Red Eye > Black Eye > Dead Eye
Adını, yoğun iş trafiğinde uykusuz kalan insanlarının kırmızı yorgun gözlerinden alan Red Eye, filtre kahve ile bir shot espresso’nun birleşimi şeklinde hazırlanıyor. Yani uykuyu savuşturup, sabahlayarak işlerini yetiştirmek isteyenler için birebir. Sabahlamak zorunda olanların kadim dostudur. Espresso kadar koyu fakat içimi daha rahat ve daha fazla miktarda kahve imkanı sunar. Espresso iki yudumda bitiyor tadına varamıyorum diyenler çok seviyor bu kahveyi. Maalesef ki bu güzelim kahvenin, bir de kahveyle alakası olmayan, alkollü bir kokteyl adaşı da var.

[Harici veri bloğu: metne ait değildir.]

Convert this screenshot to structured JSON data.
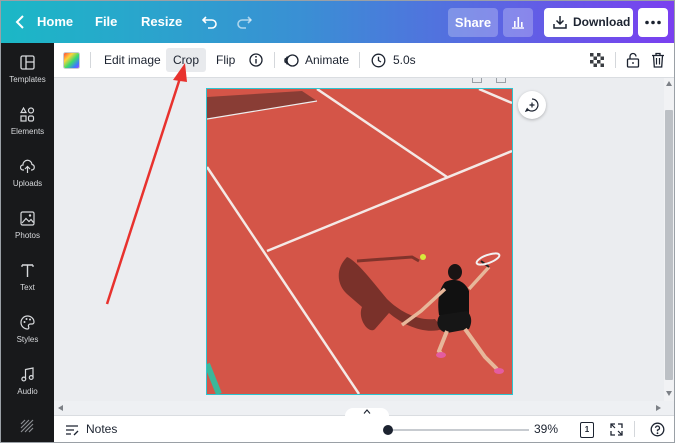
{
  "topbar": {
    "home_label": "Home",
    "file_label": "File",
    "resize_label": "Resize",
    "share_label": "Share",
    "download_label": "Download"
  },
  "sidebar": {
    "items": [
      {
        "label": "Templates",
        "icon": "templates-icon"
      },
      {
        "label": "Elements",
        "icon": "elements-icon"
      },
      {
        "label": "Uploads",
        "icon": "uploads-icon"
      },
      {
        "label": "Photos",
        "icon": "photos-icon"
      },
      {
        "label": "Text",
        "icon": "text-icon"
      },
      {
        "label": "Styles",
        "icon": "styles-icon"
      },
      {
        "label": "Audio",
        "icon": "audio-icon"
      }
    ]
  },
  "toolbar": {
    "edit_image_label": "Edit image",
    "crop_label": "Crop",
    "flip_label": "Flip",
    "animate_label": "Animate",
    "duration_label": "5.0s"
  },
  "canvas": {
    "image_subject": "tennis player on red clay court",
    "border_color": "#2ec4cf",
    "annotation_arrow_color": "#e8322e"
  },
  "bottombar": {
    "notes_label": "Notes",
    "zoom_value": "39%",
    "page_count": "1",
    "zoom_fraction": 0.39
  },
  "colors": {
    "gradient_start": "#1bb8c6",
    "gradient_end": "#7a3ff0",
    "sidebar_bg": "#18191b",
    "court": "#d9584b"
  }
}
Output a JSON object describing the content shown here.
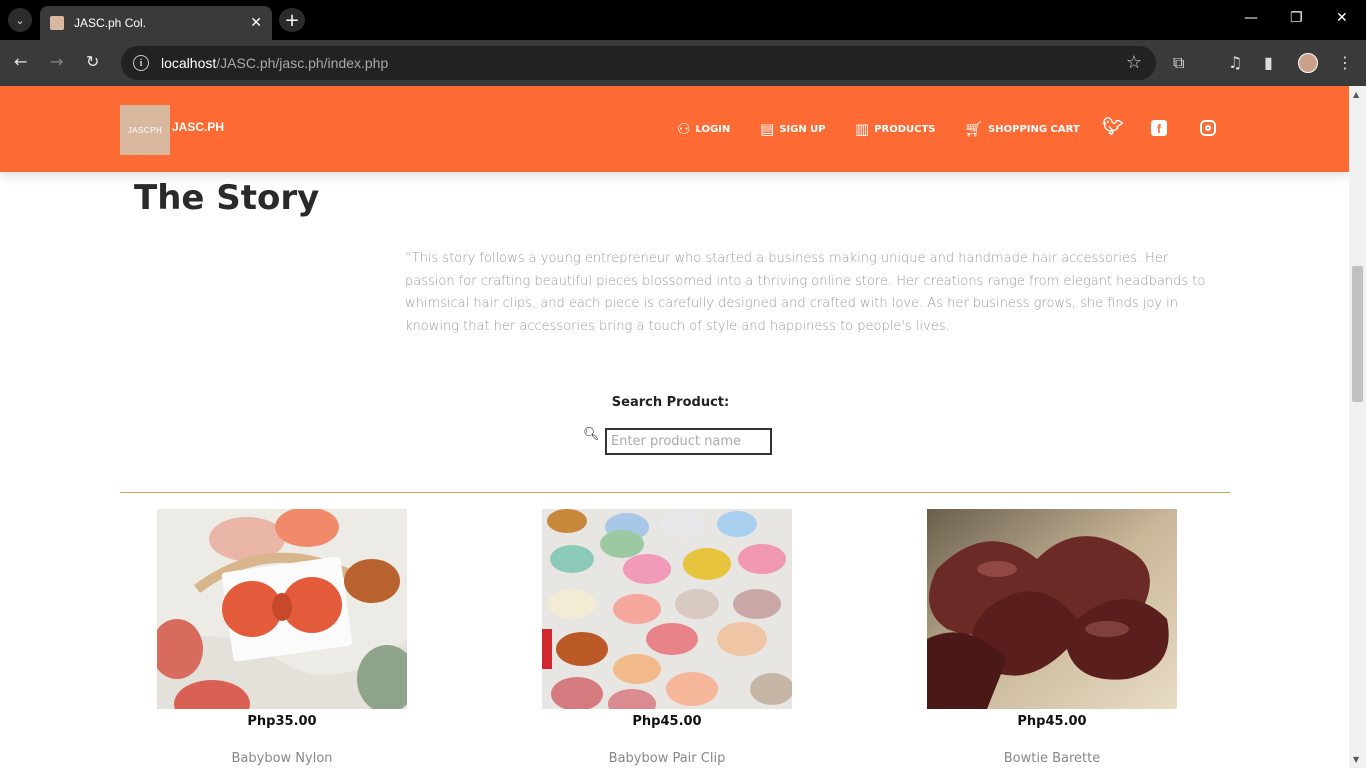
{
  "browser": {
    "tab_title": "JASC.ph Col.",
    "tab_close": "✕",
    "new_tab": "+",
    "url_host": "localhost",
    "url_path": "/JASC.ph/jasc.ph/index.php"
  },
  "header": {
    "logo_text": "JASCPH",
    "brand": "JASC.PH",
    "nav": [
      {
        "label": "LOGIN",
        "icon": "user-icon"
      },
      {
        "label": "SIGN UP",
        "icon": "signup-icon"
      },
      {
        "label": "PRODUCTS",
        "icon": "products-icon"
      },
      {
        "label": "SHOPPING CART",
        "icon": "cart-icon"
      }
    ],
    "social": [
      "twitter-icon",
      "facebook-icon",
      "instagram-icon"
    ]
  },
  "story": {
    "title": "The Story",
    "text": "“This story follows a young entrepreneur who started a business making unique and handmade hair accessories. Her passion for crafting beautiful pieces blossomed into a thriving online store. Her creations range from elegant headbands to whimsical hair clips, and each piece is carefully designed and crafted with love. As her business grows, she finds joy in knowing that her accessories bring a touch of style and happiness to people's lives."
  },
  "search": {
    "label": "Search Product:",
    "placeholder": "Enter product name"
  },
  "products": [
    {
      "price": "Php35.00",
      "name": "Babybow Nylon"
    },
    {
      "price": "Php45.00",
      "name": "Babybow Pair Clip"
    },
    {
      "price": "Php45.00",
      "name": "Bowtie Barette"
    }
  ],
  "colors": {
    "accent": "#fd6a33",
    "divider": "#d4a24a"
  }
}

Diğer kahvelere nazaran, biraz sert bir tadı var, her cafede bulunmuyor, ama buna rağmen müptelası da çok. Tabii Red Eye beni kesmez, hiç de sert değil diyenleri de düşünüp, bunun iki shot espresso ile hazırlanan versiyonunu da yapmışlar. Onun adı da “Black Eye” yani kara göz. Daha da yetmez benim 72 saat uykuya meydan okumam lazım diyorsanız, 3 shot içeren haline de “Dead Eye” veya “Green Eye” deniliyor. Eğer kalp çarpıntınız varsa veya gerçekten güzel, derin bir uyku çekmek istiyorsanız akşam vakti bu kahvelerden uzak durmanızı öneririm. Çünkü denedik, Black Eye gerçekten uyutmuyor. Sonra cesaret edip Dead Eye deneyemedim açıkçası, itiraf edeyim. Ancak akşam geç yatıp, ertesi gün önemli bir toplantınız varsa, gerçekten bu kahveler çok başarılı!